As vague as it was, the news was enough to galvanise investors, who sent the stock up 1.5 cents or 3.3 per cent higher to 47 cents yesterday. The rise came as a welcome relief after a 12 per cent drop on Thursday last week triggered a query and "trade with caution" warning from the SGX.
CMC Markets analyst Nicholas Teo said the mere mention of an interested investment or financing partner is positive for Noble's shares. "The massive sell-down last week was due to a mix of overreaction and month-end rollover, but the talk about these interested parties - even if they do not lead to any actual deal - sends the message that the company is nowhere near as messy as its free-falling share price reflects," he said.
"This is likely enough to make short-sellers rethink their position on Noble, which may see some share price recovery in at least the coming days."
- Monitoring by SGX
The SGX said in a separate announcement yesterday that it will closely monitor developments in Noble and its shares. It responded to Noble's claim that misleading information was spread to manipulate the share price: "We stand ready to take action against any market misconduct, including any suspected manipulation, and will work with the relevant authorities as appropriate."

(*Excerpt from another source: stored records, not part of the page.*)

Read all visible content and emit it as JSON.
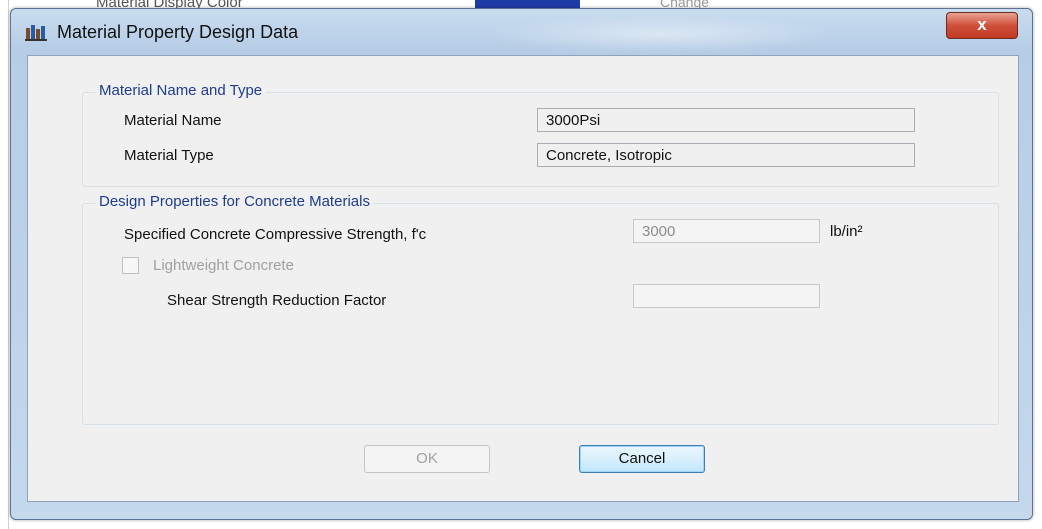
{
  "background": {
    "partial_text": "Material Display Color",
    "partial_text_2": "Change"
  },
  "dialog": {
    "title": "Material Property Design Data",
    "close_label": "x",
    "name_type_group": {
      "title": "Material Name and Type",
      "material_name_label": "Material Name",
      "material_name_value": "3000Psi",
      "material_type_label": "Material Type",
      "material_type_value": "Concrete, Isotropic"
    },
    "concrete_group": {
      "title": "Design Properties for Concrete Materials",
      "fc_label": "Specified Concrete Compressive Strength, f'c",
      "fc_value": "3000",
      "fc_unit": "lb/in²",
      "lightweight_label": "Lightweight Concrete",
      "lightweight_checked": false,
      "shear_factor_label": "Shear Strength Reduction Factor",
      "shear_factor_value": ""
    },
    "buttons": {
      "ok": "OK",
      "cancel": "Cancel"
    }
  }
}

In its announcement to the SGX, Noble said: "The board would like to make the market aware that management has been approached by a number of parties in terms of potential financing, and strategic and/or investment options.
"While there can be no guarantee that any transaction will occur in the near future, management and the board are committed to maximising the value of Noble for its shareholders and stakeholders.
"We will keep the market informed as appropriate."
A company spokesperson declined to reveal anything more to The Straits Times beyond the announcement's details.
Talk of a major institution coming to Noble's rescue - potentially via a takeover - has repeatedly surfaced since the company came under attack over its accounting and governance.
Some pundits have compared Noble's situation to Olam's.
The latter, also a commodity firm, warded off short-selling attacks in 2012 after a unit of Temasek Holdings acquired a controlling stake in the company.
Noble has continued to refute allegations that it is in financial trouble. It said in its SGX announcement yesterday that it will provide additional disclosures regarding the valuation of Yancoal and inventory sales, two areas that critics have focused on, amid allegations of accounting fraud.
The information will be made available on Aug 10 when Noble
announces its second-quarter results and the findings of a busi-ness model review conducted by accounting firm PwC.
The date has been brought forward by three days so that Nobel can address the allegations as soon as possible.
The company also stressed that its business performance is on track, noting that its performance for the three months to June 30 is "satisfactory" based on management accounts, with positive operating income and profits, even as net fair value gains dropped.
Said Noble: "Contrary to malicious rumours questioning our ability to fund the US$735 million (S$1 billion) bond redemption due on Aug 4, in fact the company has ample funds to do so and will still thereafter have readily available cash of well over US$1 billion."
It added that it still has around US$15 billion in bank lines.